I can’t suggest what else the US people should do. If you don’t respect the dignity of a people, you can’t help them. All this racist sentiment and action, we don’t need that.
Chavannes Jean-Baptiste, director of the Peasant Movement of Papay:
When we speak of American imperialists, we make a distinction between government and people. We believe that a lot of people are conscious of what has happened to Haiti and don’t want the imperialist project of the American government. There are a lot of things that we can do together. There are people here thinking seriously about alternative development in Haiti. There are many ways that progressive American people can help with that.
We need people in the US to tell the American government that what they are giving is not what we need. Why do we need 20,000 U.S. soldiers? We don’t. In Clinton’s plan, there are free trade zones. We don’t want that. We don’t need them sending in American firms to reconstruct Port-au-Prince, either, which will just lead to its returning as the center of everything in the country. Rural areas could start producing construction materials that we need to rebuild. We need fruit plantations, we need irrigation systems, we need local agriculture industry.
American progressives could lead delegations to come see the country, so that when they return, they could help us reject the imperialist plan. Go out to the countryside, see that people have hope that they can change their lives. In the chain of solidarity, instead of sending food, send organic seeds, send tools, help with the management of water. A group in the U.S. can work with a group in Haiti and help it build a cistern, dig a well, reforest, build silos to create seed banks of local seeds. Support groups that are reconstructing rural Haiti, that are creating work in the mountains. Help us establish rural universities. Help people who have left [earthquake-hit areas and gone to the country] be able to sustain themselves.
We need American people to say, “we stand with the popular project for the rebuilding of Haiti.” We need it to be permanent, for Americans to continue to accompany the Haitian people, because the reconstruction of a Haiti is something that will take years.
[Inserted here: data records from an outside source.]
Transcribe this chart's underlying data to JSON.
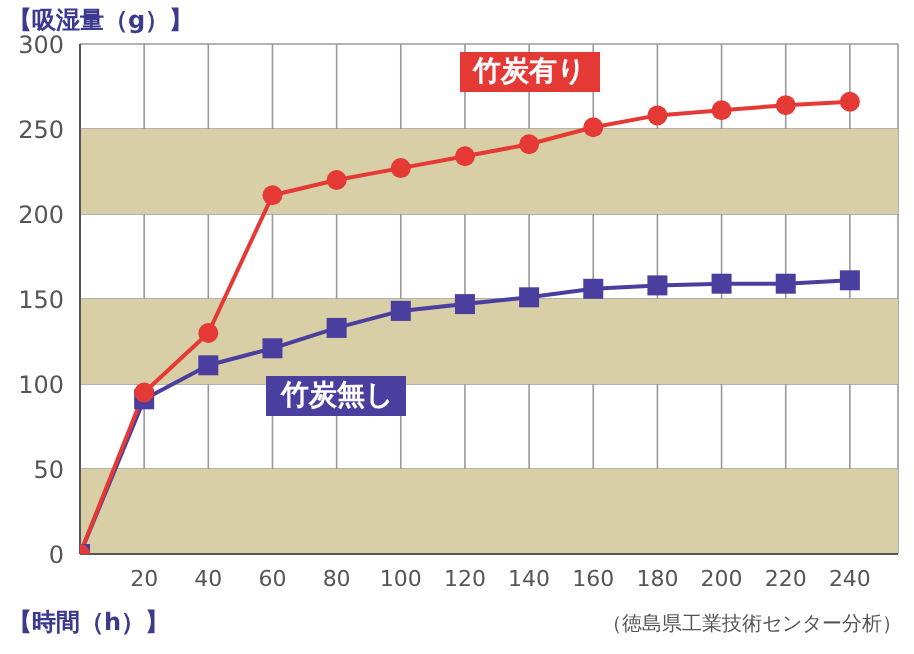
{
  "chart_data": {
    "type": "line",
    "ylabel": "【吸湿量（g）】",
    "xlabel": "【時間（h）】",
    "annotations": [
      "（徳島県工業技術センター分析）"
    ],
    "x": [
      0,
      20,
      40,
      60,
      80,
      100,
      120,
      140,
      160,
      180,
      200,
      220,
      240
    ],
    "series": [
      {
        "name": "竹炭有り",
        "color": "#e53935",
        "marker": "circle",
        "values": [
          0,
          95,
          130,
          211,
          220,
          227,
          234,
          241,
          251,
          258,
          261,
          264,
          266
        ]
      },
      {
        "name": "竹炭無し",
        "color": "#4a3f9f",
        "marker": "square",
        "values": [
          0,
          91,
          111,
          121,
          133,
          143,
          147,
          151,
          156,
          158,
          159,
          159,
          161
        ]
      }
    ],
    "xlim": [
      0,
      255
    ],
    "xticks": [
      20,
      40,
      60,
      80,
      100,
      120,
      140,
      160,
      180,
      200,
      220,
      240
    ],
    "ylim": [
      0,
      300
    ],
    "yticks": [
      0,
      50,
      100,
      150,
      200,
      250,
      300
    ],
    "bands": [
      {
        "axis": "y",
        "from": 0,
        "to": 50,
        "color": "#d8cfa6"
      },
      {
        "axis": "y",
        "from": 100,
        "to": 150,
        "color": "#d8cfa6"
      },
      {
        "axis": "y",
        "from": 200,
        "to": 250,
        "color": "#d8cfa6"
      }
    ],
    "grid": true
  }
}
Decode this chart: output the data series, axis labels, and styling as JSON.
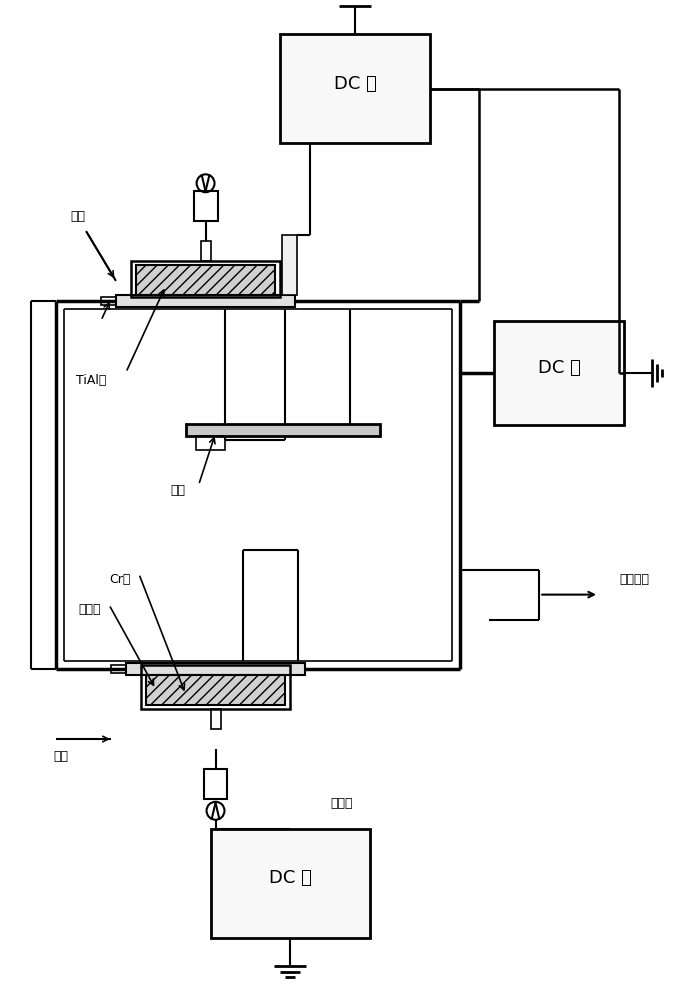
{
  "bg_color": "#ffffff",
  "labels": {
    "dc_top": "DC 源",
    "dc_right": "DC 源",
    "dc_bottom": "DC 源",
    "gas_top": "气体",
    "gas_bottom": "气体",
    "tial": "TiAl靶",
    "component": "零件",
    "filter": "过滤器",
    "cr": "Cr靶",
    "trigger": "触发器",
    "pump": "泵吸系统"
  },
  "font_size": 9,
  "font_size_dc": 13
}
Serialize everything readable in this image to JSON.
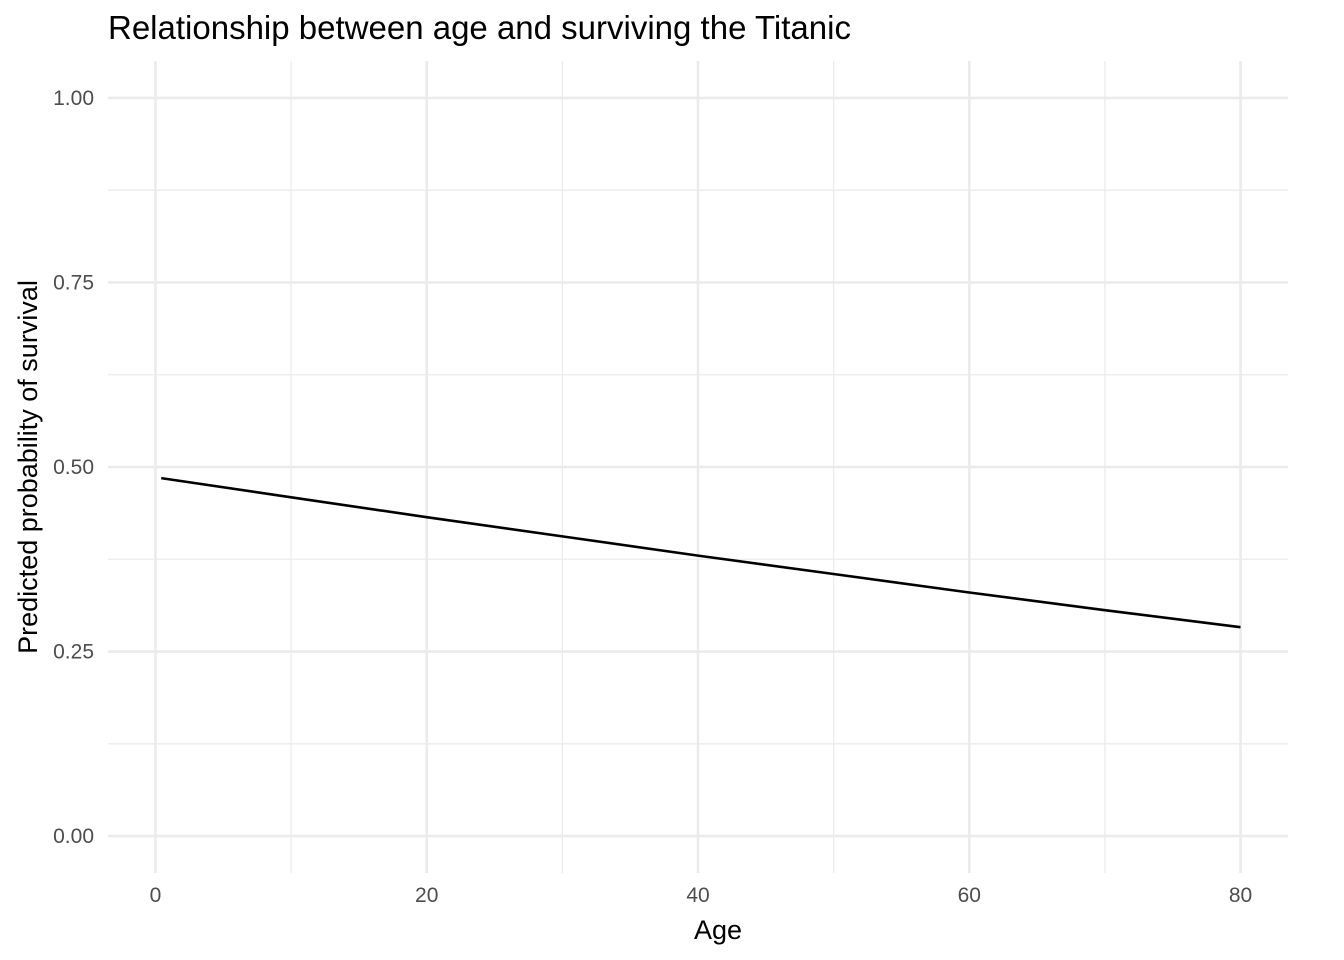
{
  "chart_data": {
    "type": "line",
    "title": "Relationship between age and surviving the Titanic",
    "xlabel": "Age",
    "ylabel": "Predicted probability of survival",
    "xlim": [
      -3.5,
      83.5
    ],
    "ylim": [
      -0.05,
      1.05
    ],
    "x_ticks": [
      0,
      20,
      40,
      60,
      80
    ],
    "x_tick_labels": [
      "0",
      "20",
      "40",
      "60",
      "80"
    ],
    "x_minor_ticks": [
      10,
      30,
      50,
      70
    ],
    "y_ticks": [
      0,
      0.25,
      0.5,
      0.75,
      1
    ],
    "y_tick_labels": [
      "0.00",
      "0.25",
      "0.50",
      "0.75",
      "1.00"
    ],
    "y_minor_ticks": [
      0.125,
      0.375,
      0.625,
      0.875
    ],
    "grid": true,
    "series": [
      {
        "color": "#000000",
        "points": [
          {
            "x": 0.42,
            "y": 0.485
          },
          {
            "x": 10,
            "y": 0.459
          },
          {
            "x": 20,
            "y": 0.432
          },
          {
            "x": 30,
            "y": 0.406
          },
          {
            "x": 40,
            "y": 0.38
          },
          {
            "x": 50,
            "y": 0.355
          },
          {
            "x": 60,
            "y": 0.33
          },
          {
            "x": 70,
            "y": 0.306
          },
          {
            "x": 80,
            "y": 0.283
          }
        ]
      }
    ]
  }
}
This is the time to thank many groups for showing how much they are with the Haitian people, for doing all they can, for collecting medical supplies. There’s been an extraordinary demonstration of solidarity.
Rony Joseph, policeman:
We need help reconstructing: roads, infrastructure, schools. We need a country that is modern. If you look at the world, you see globalization happening. Everyone has things that Haiti doesn’t have.
You know, foreign countries are helping us a lot today, but I think they have an interest in it, too. When we have a problem in Haiti, the U.S. and Canada get very concerned and start helping. Otherwise we might end up on their doorstep.